A bit of history here. Yesterday I made some inlet and exhaust flanges and did a post on them. I always make a couple of spare blanks (just in case), but because I was so perfect yesterday I didn't need them (if you don't blow your own trumpet, no one else will blow it for you). More about these later.
I was up very early this morning, and being a weekend, I was thinking of ways to really annoy the neighbours without causing me much work, so here it is (fanfare)........

THE ALL METAL REVERBERATING, REVERSE THROW, DOUBLE ACTING EXHAUST AMPLIFIER.

This is a patents to be applied for product, and if you want to build one under licence just send $50 to my offshore account. :lol: 

Anyway enough of this garbage, lets get down to the build.







As you can see, this thing doesn't look much, but it will make your little air run wimpy sounding engines sound like a full blown locomotive (well almost).
Here is the strip down pic, then I will get onto building it.






Right, away we go. 
All measurements I will be giving will be in metric, but near enough in imperial is ok.
As you can see there are only three parts, or two if you want to be lazy.
The tube is a 25mm long, 7mm diameter with a 6mm bore. If you are feeling lazy just drill out a bit of solid and part off so you don't break into the drilling, this will save you having to make a top cap and a bit of soldering. The other bit is the left over flange from yesterday, machined up to form a little spigot that fits the end of the tube, this will aid in soldering up. 
I put 6 x 2.5 holes around the periphery of the tube, just up from where the spigot would reach.
Your exhaust tube should be just above the upper edges of the holes.
Just solder up as shown in the first pic and mount to your engine, or you can just move it around your engines by using a bit of silicone tube.
By playing around with tube lengths and diameters different pitches can be obtained.

May the sound be with you and you annoy your neighbours forever.

John


----------



## 1Kenny (Oct 27, 2007)

More noise.

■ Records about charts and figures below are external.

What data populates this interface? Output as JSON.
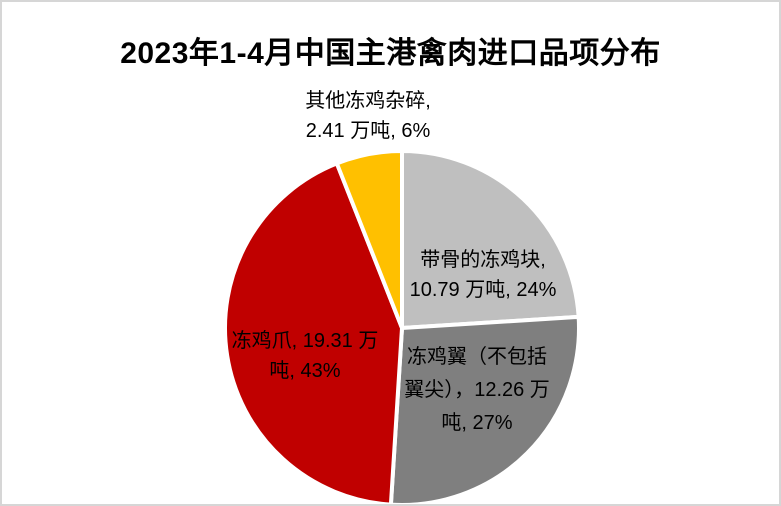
{
  "chart_data": {
    "type": "pie",
    "title": "2023年1-4月中国主港禽肉进口品项分布",
    "value_unit": "万吨",
    "direction": "clockwise",
    "start_angle_deg": 0,
    "legend_position": "none",
    "label_format": "name, value 万吨, percent%",
    "background_color": "#ffffff",
    "slice_border_color": "#ffffff",
    "slices": [
      {
        "name": "带骨的冻鸡块",
        "value": 10.79,
        "percent": 24,
        "color": "#BFBFBF",
        "label_lines": [
          "带骨的冻鸡块,",
          "10.79 万吨, 24%"
        ]
      },
      {
        "name": "冻鸡翼（不包括翼尖）",
        "value": 12.26,
        "percent": 27,
        "color": "#7F7F7F",
        "label_lines": [
          "冻鸡翼（不包括",
          "翼尖），12.26 万",
          "吨, 27%"
        ]
      },
      {
        "name": "冻鸡爪",
        "value": 19.31,
        "percent": 43,
        "color": "#C00000",
        "label_lines": [
          "冻鸡爪, 19.31 万",
          "吨, 43%"
        ]
      },
      {
        "name": "其他冻鸡杂碎",
        "value": 2.41,
        "percent": 6,
        "color": "#FFC000",
        "label_lines": [
          "其他冻鸡杂碎,",
          "2.41 万吨, 6%"
        ]
      }
    ]
  }
}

Now we're talking. :lol: 

Thats slick.

Kenny


----------



## Bogstandard (Oct 27, 2007)

Hi Kenny,
This little item should take the feeble exhaust puff and turn it into a CHUFF, just like the real thing.
To experiment getting the right sound for your engines, just get a short bit of tube and hold your finger over the end and let the exhaust from the engine blow into it. Shorter and narrower gives high pitch, longer and wider, low pitch. But extremes of either - nothing.

Enjoy

John


----------